Paul Riley (among others) has done some great work looking at Manchester United's shooting habits over the last couple of seasons. We thought we would analyse the data to take a closer look at this phenomenon.
To recap, Manchester United have scored lots of goals this season, far more than everyone else. However, despite this they have taken relatively few shots in comparison to other teams in this season's Barclays Premier League. The graph below demonstrates this - six teams have taken more shots than them (note, Chelsea are hidden under Arsenal on this graph):
They are scoring with nearly one in every five (non-blocked) shots they take (19.0%), compared to a league average of 13.2%. Even Chelsea, the side with the second best conversion rate are only scoring with 16.4% of shots.
As a stand-alone metric, shot conversion rate is, as a rule, not especially predictive from year-to-year. Below is a scatter plot of teams' conversion rates in successive seasons over the last 10 years of the Premier League:
While there is a clear positive correlation, it's not all that strong. Therefore, on the face of it we might expect United's conversion rate to regress significantly in 2013-14. Turns out though, they've been doing it for a little while now. The orange dot in the top right corner is United's 11/12 & 12/13 seasons, while the blue dot immediately to the left is their 10/11 & 11/12 seasons.
Indeed, those three represent three of the top 10 conversion rates in the last 10 Premier League seasons:
That their conversion rate is only being discussed recently despite being effectively unchanged since last season is likely due to the different narrative of the two seasons. Last year, City were also dramatically 'outperforming' in terms of conversion rate, making United's performance apparently less notable:
So it's clear that this has been a considerable factor in the team's performance for a while.
However, this still doesn't answer the question of how United are maintaining these high conversion rates - which have been climbing since the 08/09 season (see below), or if they are indeed sustainable.
Over the last seven years, their number of shots per game has been decreasing but their average chance quality (excluding penalties) has been going up at the same time. So, it would appear they have been trading a volume of shots for ones in better positions.
This can partly be attributed to Cristiano Ronaldo's departure to Madrid - during his time in Manchester he took a comparatively much larger number of shots, but from relatively inferior positions. The graph above reflects this - post-2009, there is a definite drop in the number of shots taken, and a gradual improvement on shot location.
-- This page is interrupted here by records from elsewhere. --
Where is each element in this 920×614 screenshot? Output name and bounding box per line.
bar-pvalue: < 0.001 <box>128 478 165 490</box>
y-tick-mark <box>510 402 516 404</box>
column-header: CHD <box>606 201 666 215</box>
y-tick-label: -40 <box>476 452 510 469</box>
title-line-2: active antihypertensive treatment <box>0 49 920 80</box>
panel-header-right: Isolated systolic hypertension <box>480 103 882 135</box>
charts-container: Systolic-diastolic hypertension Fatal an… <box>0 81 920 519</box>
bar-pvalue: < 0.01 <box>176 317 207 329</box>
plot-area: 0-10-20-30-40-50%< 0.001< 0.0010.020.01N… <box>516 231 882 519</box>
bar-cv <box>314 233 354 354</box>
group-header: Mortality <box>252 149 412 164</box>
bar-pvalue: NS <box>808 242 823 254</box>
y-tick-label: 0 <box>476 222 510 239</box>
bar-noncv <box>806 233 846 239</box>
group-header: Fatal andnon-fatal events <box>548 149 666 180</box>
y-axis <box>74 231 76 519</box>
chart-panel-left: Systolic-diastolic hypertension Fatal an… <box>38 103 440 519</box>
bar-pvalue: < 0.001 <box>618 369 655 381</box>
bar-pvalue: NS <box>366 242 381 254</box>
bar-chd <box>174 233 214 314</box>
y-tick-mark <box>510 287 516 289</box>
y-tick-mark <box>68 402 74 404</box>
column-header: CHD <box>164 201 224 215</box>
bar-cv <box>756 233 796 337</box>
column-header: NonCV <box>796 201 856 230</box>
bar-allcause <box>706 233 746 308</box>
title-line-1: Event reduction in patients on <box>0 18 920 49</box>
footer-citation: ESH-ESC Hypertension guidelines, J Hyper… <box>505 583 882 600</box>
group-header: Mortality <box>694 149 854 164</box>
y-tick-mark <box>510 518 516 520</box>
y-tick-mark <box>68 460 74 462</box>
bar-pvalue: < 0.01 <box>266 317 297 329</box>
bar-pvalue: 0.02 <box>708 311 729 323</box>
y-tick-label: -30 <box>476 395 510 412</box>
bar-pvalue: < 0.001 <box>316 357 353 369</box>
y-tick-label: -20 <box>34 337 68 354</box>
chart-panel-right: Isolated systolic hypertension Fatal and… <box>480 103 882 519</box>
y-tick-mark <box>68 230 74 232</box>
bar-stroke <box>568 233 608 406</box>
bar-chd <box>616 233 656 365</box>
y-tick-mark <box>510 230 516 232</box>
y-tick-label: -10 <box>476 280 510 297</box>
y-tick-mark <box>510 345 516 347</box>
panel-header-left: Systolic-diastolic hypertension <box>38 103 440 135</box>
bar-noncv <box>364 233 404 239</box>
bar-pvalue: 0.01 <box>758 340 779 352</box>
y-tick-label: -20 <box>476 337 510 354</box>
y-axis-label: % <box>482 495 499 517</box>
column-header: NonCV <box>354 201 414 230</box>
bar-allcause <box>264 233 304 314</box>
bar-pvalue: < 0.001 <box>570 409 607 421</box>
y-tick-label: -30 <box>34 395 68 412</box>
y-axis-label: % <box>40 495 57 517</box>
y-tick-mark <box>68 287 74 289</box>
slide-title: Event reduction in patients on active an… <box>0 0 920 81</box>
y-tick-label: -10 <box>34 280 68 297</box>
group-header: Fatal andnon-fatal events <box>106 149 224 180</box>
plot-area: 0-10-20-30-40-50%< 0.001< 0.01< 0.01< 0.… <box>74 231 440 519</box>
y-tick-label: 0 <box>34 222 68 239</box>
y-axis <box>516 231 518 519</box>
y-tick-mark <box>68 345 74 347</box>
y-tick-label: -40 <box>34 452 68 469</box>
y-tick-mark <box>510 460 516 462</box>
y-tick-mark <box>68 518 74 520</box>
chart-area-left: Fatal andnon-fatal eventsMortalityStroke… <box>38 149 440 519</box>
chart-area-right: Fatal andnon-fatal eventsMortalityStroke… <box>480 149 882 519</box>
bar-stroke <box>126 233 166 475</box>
In order to demonstrate this further, we can see this in the average location of their players' (non-dead ball) shots over those seasons:
Here, colour represents the average chance quality (red is higher, blue lower), with the size of the point the number of shots attempted.
If we revisit the table from earlier and add in the average chance quality, we can see United's current and previous seasons rank as the two highest in the seven seasons for which we have the data.
Almost all of the other teams have/had relatively good quality chances, with the exception of Chelsea this season who appear to be converting their chances at a very high rate in spite of fairly average chances created.
As Paul Riley says in his article, "United have been relentlessly good at converting these shots into goals in the central area of the box". As defined in this article, our shooting model backs this up - United's average chance quality over the past two seasons is the highest on record.
Of course, while United are creating very good chances, that is only one part of the equation (just ask Liverpool fans last season). They are however putting them away at a superb rate as well - still exceeding their expected tally based on chance quality by a league-best 10 goals thus far.
This is no mere van Persie effect either (eighth this season at +3.5 goals), as they are getting contributions from throughout the team - with six players ranking in the top 30 in the Premier League for goals above expectation:
The analysis of Manchester United's runaway success this season has pointed at least one finger at their apparently unsustainably high scoring rates. This is not a one-season effect however, with United only marginally exceeding their conversion rate from last season. Over that time, Ferguson's side have been creating extremely high quality chances and, this season in particular converting them at a very good clip. While the influence of Rafael and Evra on the latter suggests the effect may not be wholly sustainable, until opposition teams manage to work out a way to stop United getting into these positions their goal-scoring efficiency could very well continue.